(264b) Nonlinear Predictive Control of Integrated Process Systems | AIChE

(264b) Nonlinear Predictive Control of Integrated Process Systems



The chemical process industry is an intensely competitive environment, in which cost reduction represents a critical factor towards increasing profit margins. The need to lower utility costs and energy consumption, and to improve raw material use has spurred the development and implementation of increasingly integrated process designs that make extensive use of material and energy recycling. While yielding a significant reduction in capital and operating costs, process integration also gives rise to operational and control challenges, including strong interactions between units and nonlinear behavior.

The difficulties posed by the control of integrated plants have been, in numerous instances, successfully addressed within the linear Model Predictive Control (MPC) paradigm. To date, linear MPC remains the approach of choice for regulatory control and plant operation around a steady state, as it permits centralized decision making while accounting for economic optimality, model structure and operating constraints.

The current economic environment is, however, highly dynamic. As a result, optimal plant operation requires frequent switching among different product grades and production rates. The limited range of validity of data-driven process models makes enforcing transitions between significantly different operating points via linear MPC a difficult task. In such circumstances, the use of nonlinear (potentially first-principles) process models in formulating the MPC problem would be preferable. The implementation of the latter approach, referred to as nonlinear Model Predictive Control (NMPC) is, however, hindered by the high dimensionality size and stiffness associated with the nonlinear models of complex integrated processes.

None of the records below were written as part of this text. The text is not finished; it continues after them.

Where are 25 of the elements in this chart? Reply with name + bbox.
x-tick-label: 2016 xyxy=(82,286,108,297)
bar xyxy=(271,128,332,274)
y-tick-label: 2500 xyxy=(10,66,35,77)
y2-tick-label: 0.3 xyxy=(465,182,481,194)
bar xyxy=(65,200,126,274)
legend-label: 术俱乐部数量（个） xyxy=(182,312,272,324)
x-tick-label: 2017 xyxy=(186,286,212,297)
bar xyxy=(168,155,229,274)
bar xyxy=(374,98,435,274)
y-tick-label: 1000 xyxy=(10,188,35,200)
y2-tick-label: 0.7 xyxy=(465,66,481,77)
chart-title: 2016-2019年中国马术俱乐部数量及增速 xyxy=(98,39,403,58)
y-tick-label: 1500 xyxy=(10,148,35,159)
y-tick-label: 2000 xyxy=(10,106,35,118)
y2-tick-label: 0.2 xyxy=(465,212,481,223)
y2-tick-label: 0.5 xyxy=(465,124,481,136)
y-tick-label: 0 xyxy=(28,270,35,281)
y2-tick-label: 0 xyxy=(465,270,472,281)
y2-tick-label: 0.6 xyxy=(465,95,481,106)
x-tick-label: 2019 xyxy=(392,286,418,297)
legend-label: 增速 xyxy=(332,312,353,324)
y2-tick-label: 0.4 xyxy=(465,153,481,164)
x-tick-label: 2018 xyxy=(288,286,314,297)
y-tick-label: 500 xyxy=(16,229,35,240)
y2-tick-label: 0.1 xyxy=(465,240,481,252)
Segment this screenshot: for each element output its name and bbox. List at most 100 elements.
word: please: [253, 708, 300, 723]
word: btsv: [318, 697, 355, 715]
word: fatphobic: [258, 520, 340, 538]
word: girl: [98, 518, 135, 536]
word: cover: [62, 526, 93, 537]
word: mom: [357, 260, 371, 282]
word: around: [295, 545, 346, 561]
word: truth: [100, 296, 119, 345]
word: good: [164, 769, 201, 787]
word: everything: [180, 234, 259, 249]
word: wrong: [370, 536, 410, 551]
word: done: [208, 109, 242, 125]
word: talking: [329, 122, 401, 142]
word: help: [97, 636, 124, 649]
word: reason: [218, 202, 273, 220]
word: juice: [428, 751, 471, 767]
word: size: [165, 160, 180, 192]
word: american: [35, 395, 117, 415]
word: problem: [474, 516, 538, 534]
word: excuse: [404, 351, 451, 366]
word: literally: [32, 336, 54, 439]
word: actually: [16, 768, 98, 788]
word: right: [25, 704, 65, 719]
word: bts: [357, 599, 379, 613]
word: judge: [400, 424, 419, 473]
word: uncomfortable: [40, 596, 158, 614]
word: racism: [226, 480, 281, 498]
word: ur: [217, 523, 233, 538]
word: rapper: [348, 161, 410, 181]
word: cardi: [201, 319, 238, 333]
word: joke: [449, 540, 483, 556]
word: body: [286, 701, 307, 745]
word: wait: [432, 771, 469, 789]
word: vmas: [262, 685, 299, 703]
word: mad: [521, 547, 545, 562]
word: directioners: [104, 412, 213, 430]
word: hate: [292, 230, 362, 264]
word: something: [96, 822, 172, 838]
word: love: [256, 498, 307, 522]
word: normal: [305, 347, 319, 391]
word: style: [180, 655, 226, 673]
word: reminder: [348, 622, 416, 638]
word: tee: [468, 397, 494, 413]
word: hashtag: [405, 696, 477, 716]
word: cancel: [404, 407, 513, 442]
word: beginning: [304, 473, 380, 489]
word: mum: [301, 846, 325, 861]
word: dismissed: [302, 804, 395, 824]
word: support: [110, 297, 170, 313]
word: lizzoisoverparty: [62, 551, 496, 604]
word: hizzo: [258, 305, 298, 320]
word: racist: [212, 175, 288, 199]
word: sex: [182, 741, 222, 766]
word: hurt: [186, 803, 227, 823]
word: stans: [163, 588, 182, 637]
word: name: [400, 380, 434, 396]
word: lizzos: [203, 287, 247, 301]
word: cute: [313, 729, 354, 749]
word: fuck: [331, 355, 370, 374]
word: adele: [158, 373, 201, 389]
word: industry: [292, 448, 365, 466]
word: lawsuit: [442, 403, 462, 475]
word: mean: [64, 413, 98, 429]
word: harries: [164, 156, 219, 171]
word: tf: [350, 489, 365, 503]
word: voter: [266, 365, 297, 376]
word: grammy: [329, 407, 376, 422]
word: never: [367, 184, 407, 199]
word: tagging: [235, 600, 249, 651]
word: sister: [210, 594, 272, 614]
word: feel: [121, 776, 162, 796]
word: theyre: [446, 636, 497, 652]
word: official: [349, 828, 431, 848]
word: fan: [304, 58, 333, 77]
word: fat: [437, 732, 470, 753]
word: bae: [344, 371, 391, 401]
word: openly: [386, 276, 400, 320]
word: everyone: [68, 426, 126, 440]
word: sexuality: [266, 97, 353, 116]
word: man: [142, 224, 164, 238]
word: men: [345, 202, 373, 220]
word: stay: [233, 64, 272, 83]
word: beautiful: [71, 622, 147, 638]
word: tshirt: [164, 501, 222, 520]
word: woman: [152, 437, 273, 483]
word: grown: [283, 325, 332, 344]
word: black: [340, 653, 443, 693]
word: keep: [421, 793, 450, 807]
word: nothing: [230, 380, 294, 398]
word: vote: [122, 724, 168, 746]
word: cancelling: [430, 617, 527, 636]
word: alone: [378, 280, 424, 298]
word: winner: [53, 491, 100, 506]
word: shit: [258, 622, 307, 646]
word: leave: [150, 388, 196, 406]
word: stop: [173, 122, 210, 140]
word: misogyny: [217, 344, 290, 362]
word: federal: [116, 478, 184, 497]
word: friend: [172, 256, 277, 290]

In the present paper, we introduce a novel NMPC framework suitable for transition control in a broad class of integrated process systems which feature significant material and/or energy recycling and material purge streams. Specifically, we rely on our previous results [1] to synthesize a control structure at the process unit level, as well as to derive reduced-order representations of the plant-wide dynamics. We subsequently utilize the resulting models to develop and solve a non-stiff, nonlinear MPC formulation for the entire plant. We also introduce a modification of this two-tiered control structure, which incorporates economic parameters in the formulation of the NMPC optimization problem. Finally, we present a case study concerning a reaction-separation network and demonstrate the excellent robustness and flexibility of the proposed approach (implemented using the NMPC package OptCon [2]) when performing economically optimal transitions between different steady states.

[1] Baldea, M. and Daoutidis, P., Control of integrated process networks?A multi-time scale perspective , Comp. Chem. Eng., 31, 426-444, 2007.

[2] Nagy, Z. K., Mahn, B., Franke, R., and Allgower, F., Efficient output feedback nonlinear model predictive control for temperature control of industrial batch reactors, Control Engineering Practice, 15, 839-859, 2007.